Secure cross-border communication first
The Airbus collaboration tool Tactilon Agnet has been used for the first time to enable secure cross-border broadband communication among public safety personnel.
The technology, developed by Secure Land Communications, an Airbus business unit, provides integrated applications, including voice services, instant messaging, video communication, location mapping and emergency calls.
It is being used to enable the secure exchange of information for emergency services between Italy and Austria.
Firefighters, paramedics and rescue workers in South Tyrol in northern Italy are using the tool to speed up complex rescue operations both outside and within the region.
For example, communication during patient transportations from the city of Bolzano in South Tyrol to Innsbruck in Austria can now be followed using Tactilon Agnet without interruption. It means rescue teams remain in constant connection with their colleagues and headquarters in South Tyrol, which previously was not possible.
Airbus says that whether emergency service workers are operating within their region or abroad, “the communication platform works everywhere in the world” and is invaluable for special operations.
The flexible exchange of information is coupled with the South Tyrolian regional radio network, which is based on Airbus’ latest Tetra (terrestrial trunked radio) technology using Internet Protocol. It is combined with secure commercial LTE (long-term evolution) networks and allows real-time communication. Both task forces and specialists from South Tyrol can therefore contact other rescuers worldwide.

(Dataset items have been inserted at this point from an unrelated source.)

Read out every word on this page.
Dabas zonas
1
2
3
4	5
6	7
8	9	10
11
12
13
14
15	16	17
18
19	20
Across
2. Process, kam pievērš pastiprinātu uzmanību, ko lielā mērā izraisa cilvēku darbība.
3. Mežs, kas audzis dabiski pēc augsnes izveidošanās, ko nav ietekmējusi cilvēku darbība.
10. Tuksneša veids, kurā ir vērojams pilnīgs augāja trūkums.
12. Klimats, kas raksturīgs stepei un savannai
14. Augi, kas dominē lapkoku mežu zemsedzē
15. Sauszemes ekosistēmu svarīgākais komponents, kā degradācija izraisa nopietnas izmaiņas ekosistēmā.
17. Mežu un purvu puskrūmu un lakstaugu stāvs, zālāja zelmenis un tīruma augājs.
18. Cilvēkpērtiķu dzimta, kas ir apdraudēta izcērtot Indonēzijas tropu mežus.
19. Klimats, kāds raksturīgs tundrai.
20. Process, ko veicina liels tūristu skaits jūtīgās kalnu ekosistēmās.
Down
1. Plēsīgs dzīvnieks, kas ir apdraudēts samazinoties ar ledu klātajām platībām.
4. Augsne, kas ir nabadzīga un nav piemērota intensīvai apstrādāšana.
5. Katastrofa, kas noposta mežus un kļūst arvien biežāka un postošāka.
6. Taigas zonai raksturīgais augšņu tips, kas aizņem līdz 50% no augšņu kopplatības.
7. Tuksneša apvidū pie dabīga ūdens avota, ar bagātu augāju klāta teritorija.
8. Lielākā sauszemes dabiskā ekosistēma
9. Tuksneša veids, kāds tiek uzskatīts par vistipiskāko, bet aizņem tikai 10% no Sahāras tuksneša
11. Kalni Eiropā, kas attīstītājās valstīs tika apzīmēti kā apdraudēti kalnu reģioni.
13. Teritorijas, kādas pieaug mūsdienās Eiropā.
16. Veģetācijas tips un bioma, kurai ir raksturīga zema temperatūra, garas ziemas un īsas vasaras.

“South Tyrol is among the first regions where the Airbus application Tactilon Agnet has been completely rolled out. The flexible app is based on the region’s new Tetra network and has proven to be a first-rate additional tool,” says Markus Rauch, coordinator of the regional radio service of Bolzano. “Thanks to Tactilon Agnet, our flow of information works professionally and securely.”
With Tactilon Agnet, participants in the South Tyrolian radio network can also quickly and securely integrate experts or other helpers into Tetra-based communication, even if those people have only a smartphone with commercial broadband network access.